Organic electronics R and D requires a different set of lab skills from silicon or III­V work. Just to do the fundamental research takes expertise in organic chemical synthesis, novel manufacturing techniques, and device physics. Sometimes more than one company is needed to put all that together. In one collaboration, PARC does device physics, Motorola (13) does the manufacturing, and Dow Chemical (65) and the Xerox Research Centre of Canada handle the organic chemistry.

It's rare to find all the needed expertise in one company, but Bell Laboratories (Murray Hill, N.J.) is one of those rarities. It is regarded as the crown jewel of corporate parent Lucent Technologies (17). The lab is historically strong in both chemistry and device physics, and the ease with which cross-fertilization happens there allowed this research to take off.

In the early 1990s, when Bell Labs' organic electronics research was begun by organic chemist Howard E. Katz and electronics engineer Ananth Dodabalapur, the first was a hardcore chemist and the second a self-described "device guy." But both say they have since met in the middle. Dodabalapur, now a professor at the University of Texas at Austin, even supervises chemistry students there. "People at Bell Labs don't draw rigid lines between disciplines," he says. And the space between traditional disciplines has proven fertile ground in the last decade. He and John A. Rogers, who joined the research there in 1997, credit Bell Labs' open structure with the success of the project. The scientists themselves, rather than management, establish projects, and collaborations form spontaneously.

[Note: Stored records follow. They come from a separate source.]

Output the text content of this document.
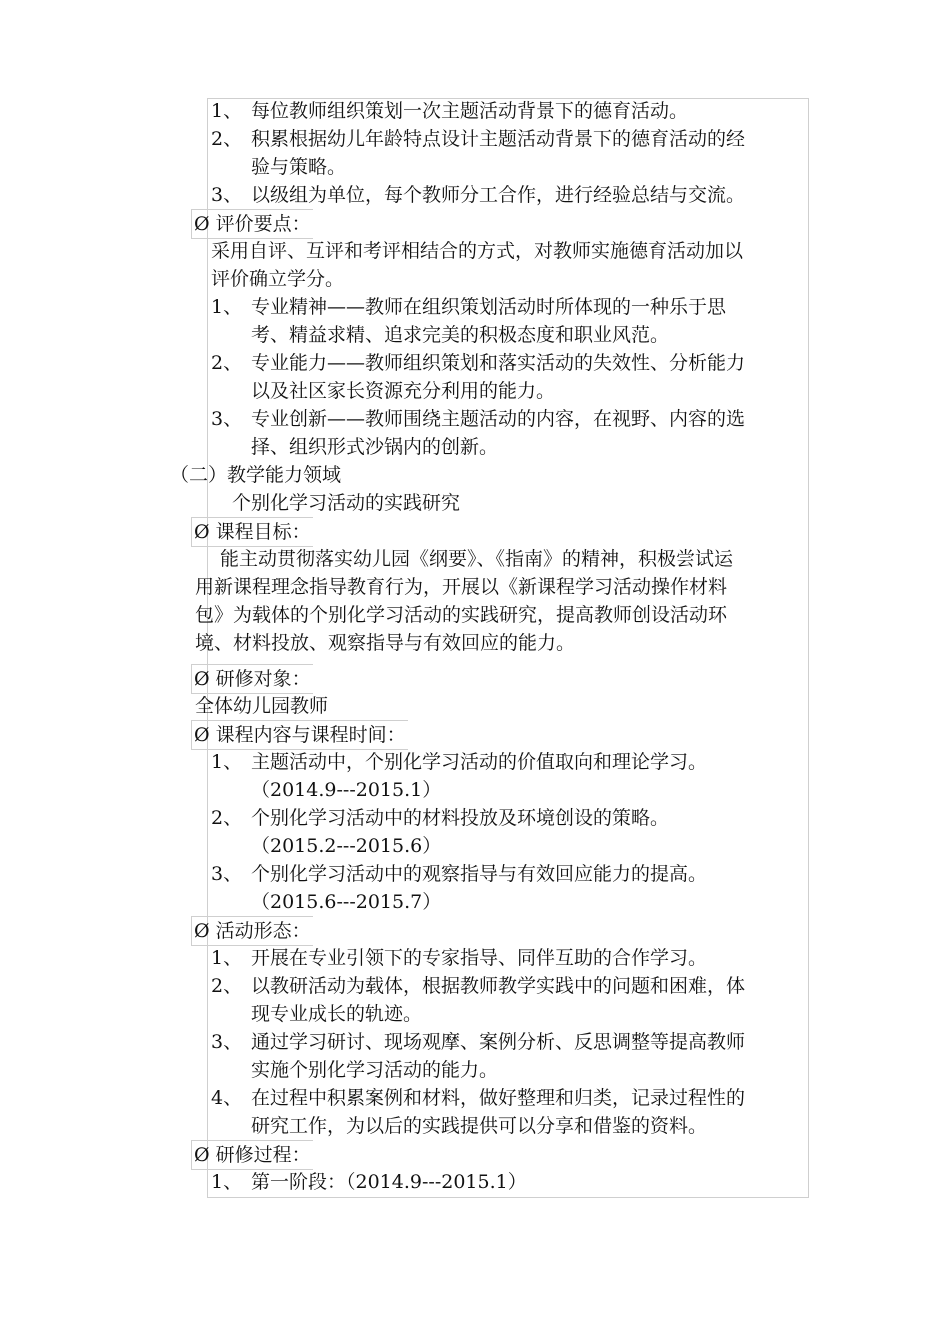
1、 每位教师组织策划一次主题活动背景下的德育活动。
2、 积累根据幼儿年龄特点设计主题活动背景下的德育活动的经
验与策略。
3、 以级组为单位，每个教师分工合作，进行经验总结与交流。
Ø 评价要点：
采用自评、互评和考评相结合的方式，对教师实施德育活动加以
评价确立学分。
1、 专业精神——教师在组织策划活动时所体现的一种乐于思
考、精益求精、追求完美的积极态度和职业风范。
2、 专业能力——教师组织策划和落实活动的失效性、分析能力
以及社区家长资源充分利用的能力。
3、 专业创新——教师围绕主题活动的内容，在视野、内容的选
择、组织形式沙锅内的创新。
（二）教学能力领域
个别化学习活动的实践研究
Ø 课程目标：
能主动贯彻落实幼儿园《纲要》、《指南》的精神，积极尝试运
用新课程理念指导教育行为，开展以《新课程学习活动操作材料
包》为载体的个别化学习活动的实践研究，提高教师创设活动环
境、材料投放、观察指导与有效回应的能力。
Ø 研修对象：
全体幼儿园教师
Ø 课程内容与课程时间：
1、 主题活动中，个别化学习活动的价值取向和理论学习。
（2014.9---2015.1）
2、 个别化学习活动中的材料投放及环境创设的策略。
（2015.2---2015.6）
3、 个别化学习活动中的观察指导与有效回应能力的提高。
（2015.6---2015.7）
Ø 活动形态：
1、 开展在专业引领下的专家指导、同伴互助的合作学习。
2、 以教研活动为载体，根据教师教学实践中的问题和困难，体
现专业成长的轨迹。
3、 通过学习研讨、现场观摩、案例分析、反思调整等提高教师
实施个别化学习活动的能力。
4、 在过程中积累案例和材料，做好整理和归类，记录过程性的
研究工作，为以后的实践提供可以分享和借鉴的资料。
Ø 研修过程：
1、 第一阶段：（2014.9---2015.1）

The lab has produced a number of breakthroughs in organic electronics. Among these are useful n-type organic semiconductors, complementary circuits, and plastic-backed active-matrix organic display backplanes (arrays of transistors that drive the pixels of displays). Several firms, including Plastic Logic Ltd. and Royal Philips Electronics (24), have identified plastic backplanes as a major market opportunity and made them a development target. Backplanes for current active-matrix displays use heavy, rigid glass substrates to support their amorphous-silicon thin-film transistors (TFTs). Plastic would be a better substrate, because it is light, bendable, and rugged. But standard amorphous-silicon processing requires temperatures that would melt most plastic.

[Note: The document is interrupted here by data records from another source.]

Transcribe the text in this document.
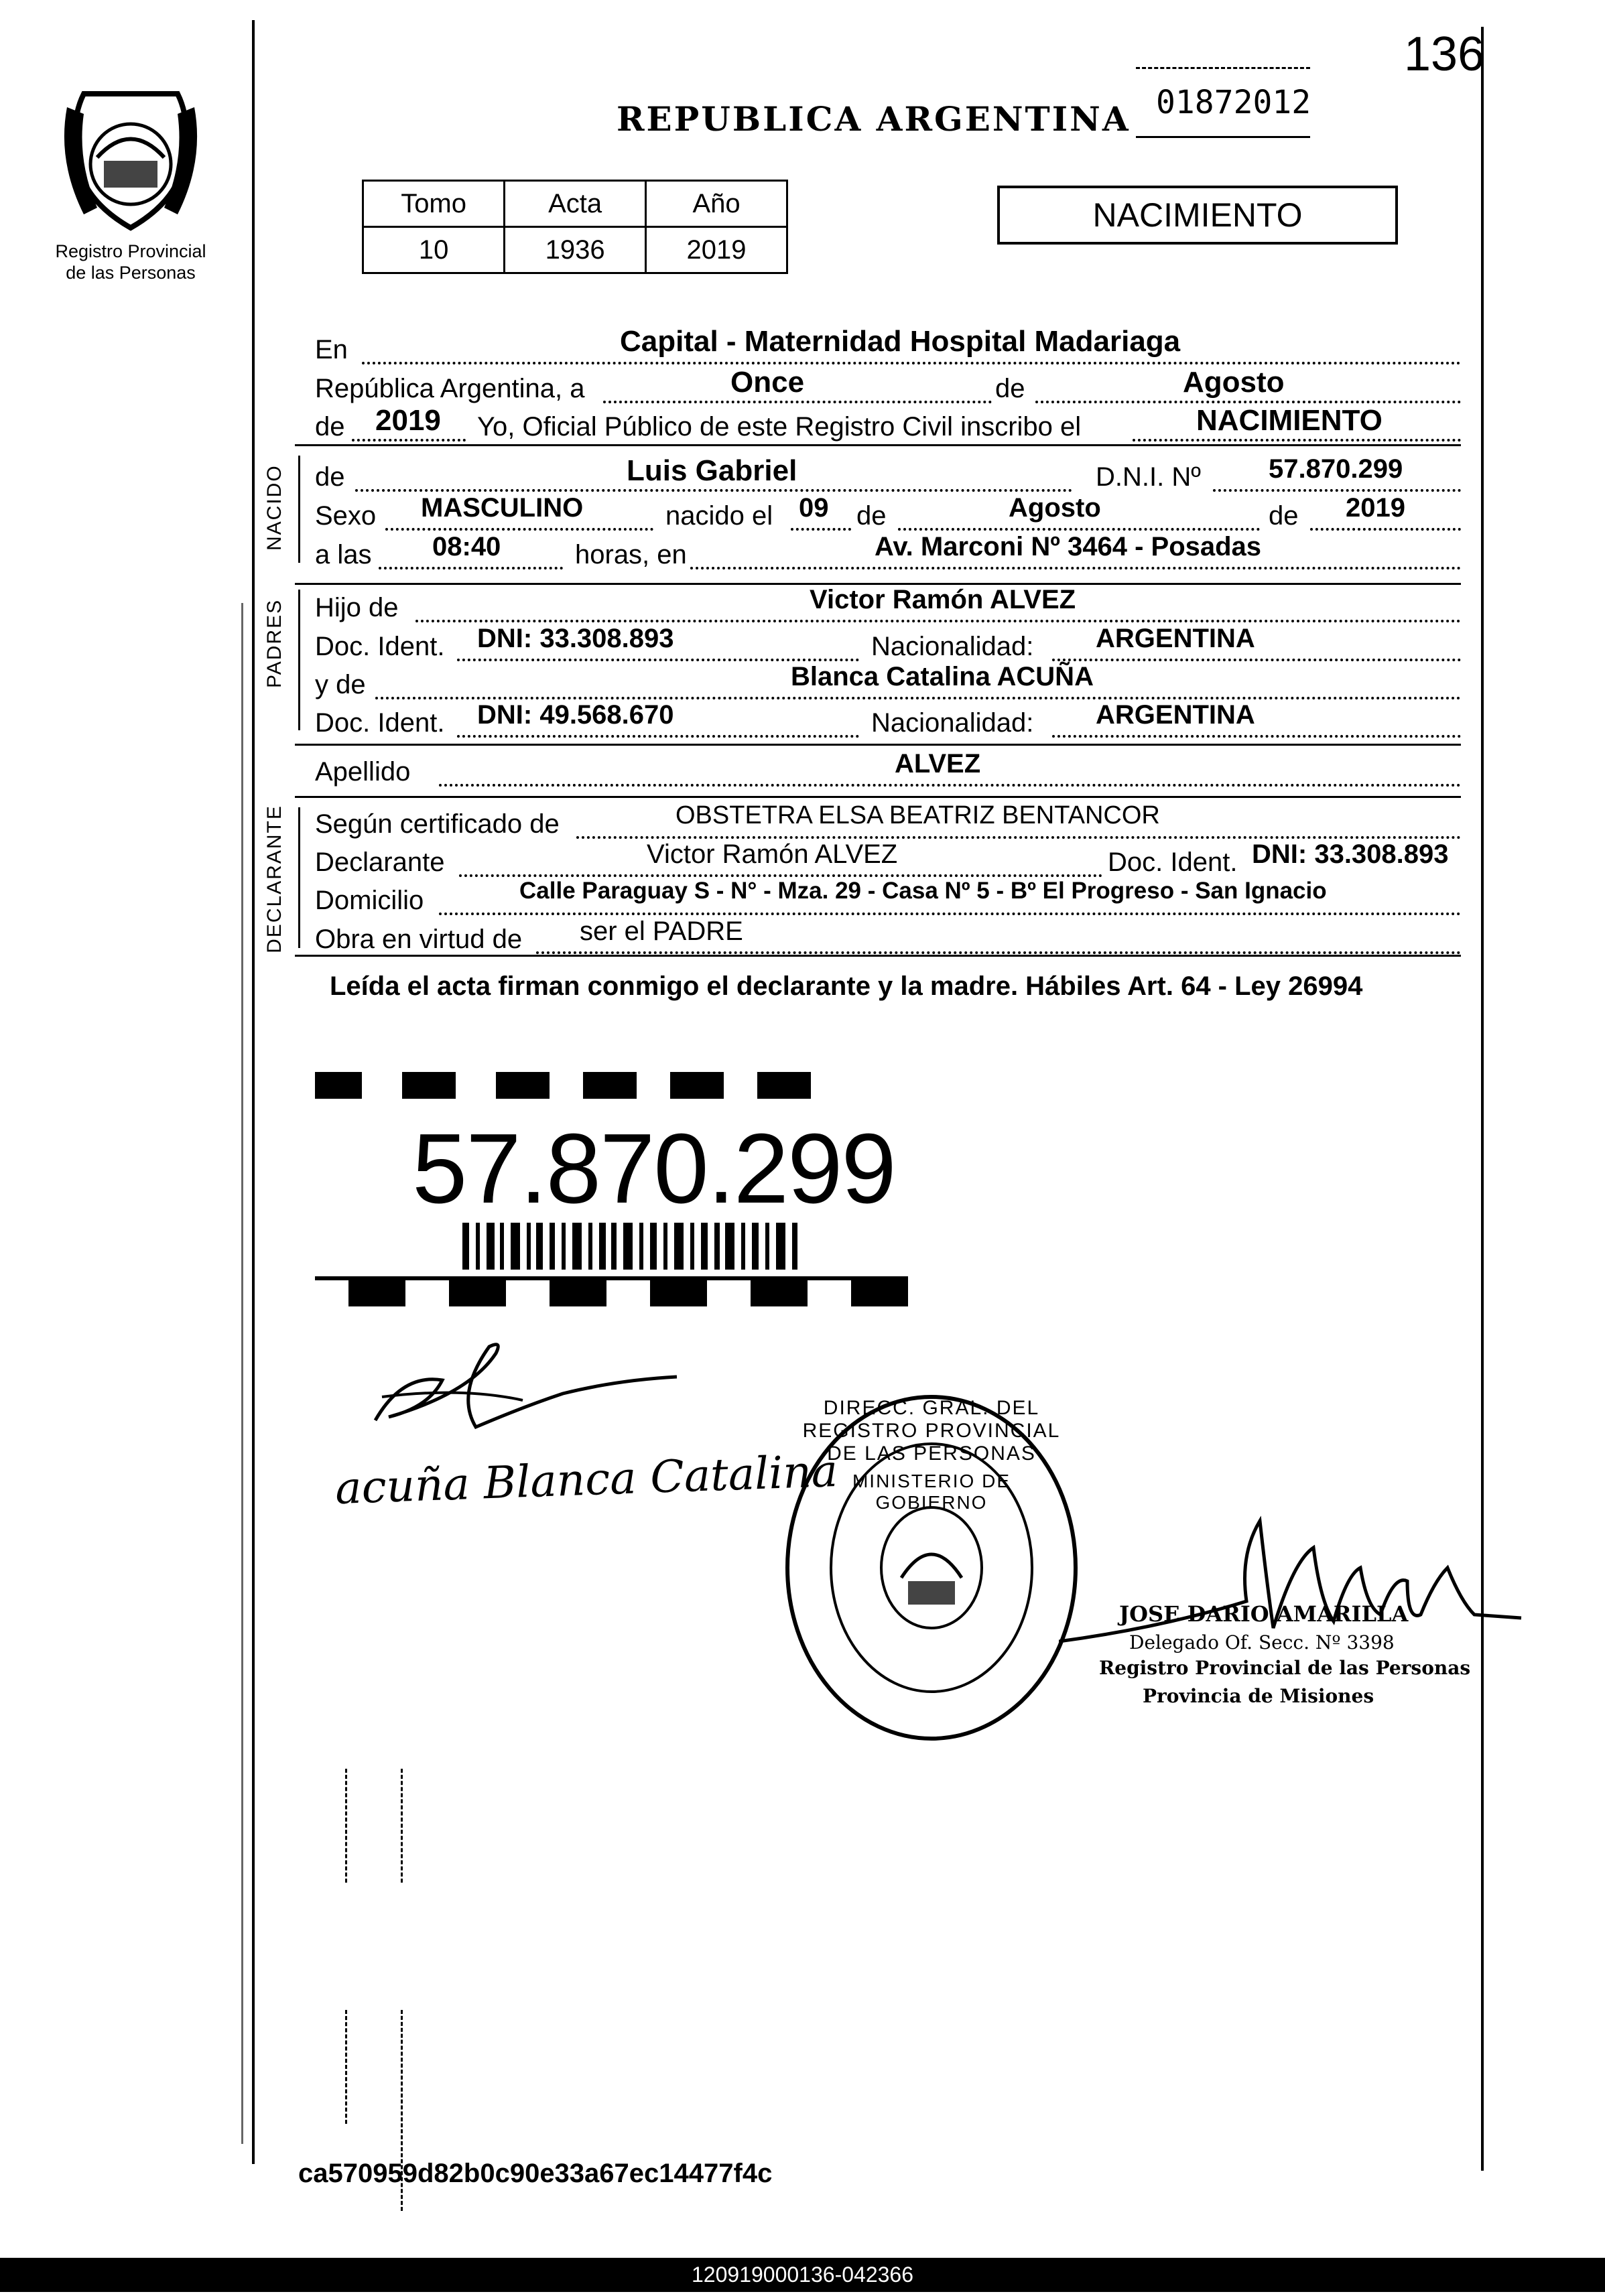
136
Registro Provincial
de las Personas
REPUBLICA ARGENTINA 01872012
Tomo	Acta	Año
10	1936	2019
NACIMIENTO
En	Capital - Maternidad Hospital Madariaga
República Argentina, a	Once	de	Agosto
de 2019 Yo, Oficial Público de este Registro Civil inscribo el	NACIMIENTO
NACIDO de	Luis Gabriel	D.N.I. Nº	57.870.299
Sexo MASCULINO	nacido el 09 de	Agosto	de 2019
a las 08:40	horas, en	Av. Marconi Nº 3464 - Posadas
PADRES Hijo de	Victor Ramón ALVEZ
Doc. Ident. DNI: 33.308.893	Nacionalidad: ARGENTINA
y de	Blanca Catalina ACUÑA
Doc. Ident. DNI: 49.568.670	Nacionalidad: ARGENTINA
Apellido	ALVEZ
DECLARANTE Según certificado de	OBSTETRA ELSA BEATRIZ BENTANCOR
Declarante	Victor Ramón ALVEZ	Doc. Ident. DNI: 33.308.893
Domicilio	Calle Paraguay S - N° - Mza. 29 - Casa Nº 5 - Bº El Progreso - San Ignacio
Obra en virtud de ser el PADRE
Leída el acta firman conmigo el declarante y la madre. Hábiles Art. 64 - Ley 26994
57.870.299
acuña Blanca Catalina
DIRECC. GRAL. DEL REGISTRO PROVINCIAL DE LAS PERSONAS
MINISTERIO DE GOBIERNO
JOSE DARIO AMARILLA
Delegado Of. Secc. Nº 3398
Registro Provincial de las Personas
Provincia de Misiones
ca570959d82b0c90e33a67ec14477f4c
120919000136-042366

Conveniently, many organic semiconductors are quite like amorphous silicon with regard to the mobilities of their charge carriers. The speeds with which electrons and holes flit through the semiconductor are the main factor limiting how fast a TFT switches. More importantly, organic materials are flexible, the processes used to deposit them and build them into circuits don't need temperatures above about 100° C, and they lend themselves to large-area manufacturing techniques, some borrowed from the printing industry.